Villers-Cotteröts emirnamesi (1539), yalnızca kraliyet konutlarına, elçilik konutlarına (diplomatik sığınma) ve tapınağa sığınma hakkı tanıyordu. Diplomatik sığınma, o zamandan bu yana, Latin ABD haricinde, önemini yitirdi; Latin ABD' da ise XX. yy.'da bu uygulamayı düzenleyen çok sayıda sözleşme yapılmış oldu. Diplomatik sığınma, kimi vakit ciddi olan bazı uyuşmazlıklara yol açtı. Internasyonal hakkaniyet divanı, Peru eski Devlet başkanı Haya de la Torre'ye, Kolombiya büyükelçilik konutlarına sığınma hakkı verilmesi yüzünden Kolombiya ile Peru'yu karşı karşıya getiren uyuşmazlığı karara bağladı (20 kasım 1950 ve 13 haziran 1951 kararları).

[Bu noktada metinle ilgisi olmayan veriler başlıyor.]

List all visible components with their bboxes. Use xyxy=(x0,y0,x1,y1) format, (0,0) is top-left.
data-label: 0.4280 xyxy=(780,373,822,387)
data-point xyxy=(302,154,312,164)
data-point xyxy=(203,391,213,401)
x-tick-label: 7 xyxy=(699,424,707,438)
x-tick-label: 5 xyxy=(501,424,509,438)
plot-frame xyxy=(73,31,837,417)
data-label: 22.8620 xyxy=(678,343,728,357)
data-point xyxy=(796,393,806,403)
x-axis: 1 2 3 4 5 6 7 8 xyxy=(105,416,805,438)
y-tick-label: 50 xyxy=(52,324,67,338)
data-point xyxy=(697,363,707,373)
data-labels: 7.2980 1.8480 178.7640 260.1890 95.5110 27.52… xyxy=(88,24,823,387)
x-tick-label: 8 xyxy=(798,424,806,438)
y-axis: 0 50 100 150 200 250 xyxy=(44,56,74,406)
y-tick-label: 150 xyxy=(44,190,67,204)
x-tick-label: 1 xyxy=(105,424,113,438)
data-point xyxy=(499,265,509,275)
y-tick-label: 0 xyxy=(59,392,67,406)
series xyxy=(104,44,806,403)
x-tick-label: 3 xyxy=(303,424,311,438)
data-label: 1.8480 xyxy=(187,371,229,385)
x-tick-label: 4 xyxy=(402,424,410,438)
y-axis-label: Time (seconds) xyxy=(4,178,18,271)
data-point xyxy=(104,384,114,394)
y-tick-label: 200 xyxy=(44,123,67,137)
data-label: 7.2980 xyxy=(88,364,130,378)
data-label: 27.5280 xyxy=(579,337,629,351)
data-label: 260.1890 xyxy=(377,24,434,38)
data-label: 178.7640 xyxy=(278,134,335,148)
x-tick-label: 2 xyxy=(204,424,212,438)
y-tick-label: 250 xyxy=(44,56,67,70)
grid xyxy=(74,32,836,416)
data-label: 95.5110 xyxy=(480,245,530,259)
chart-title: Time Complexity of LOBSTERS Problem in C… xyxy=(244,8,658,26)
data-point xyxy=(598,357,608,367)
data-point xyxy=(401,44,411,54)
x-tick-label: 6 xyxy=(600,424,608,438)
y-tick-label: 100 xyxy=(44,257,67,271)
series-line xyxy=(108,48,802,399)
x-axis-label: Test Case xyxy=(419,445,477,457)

Yabancı bir devlete sığınma hakkı, her devletin ulusal yasalarına ve hususi sözleşmeler uyarınca internasyonal hukuka dayanır. Bu hak, İlke olarak yalnızca siyasal nedenler yüzünden kovuşturulan kimselere tanınır bu niteleme çoğunlukla eleştirilir-; hava korsanlığının cezalandırılması sözleşmelerinin uygulanması için, "hava korsanlarT'na sığınma hakkının tanınmaması gerekirdi. Fakat bu mevzuda siyaseti hukuktan üstün tutan bazı devletler, internasyonal hukuk karşısında, bu "suçlu"ların sığınağı haline gelmiştir.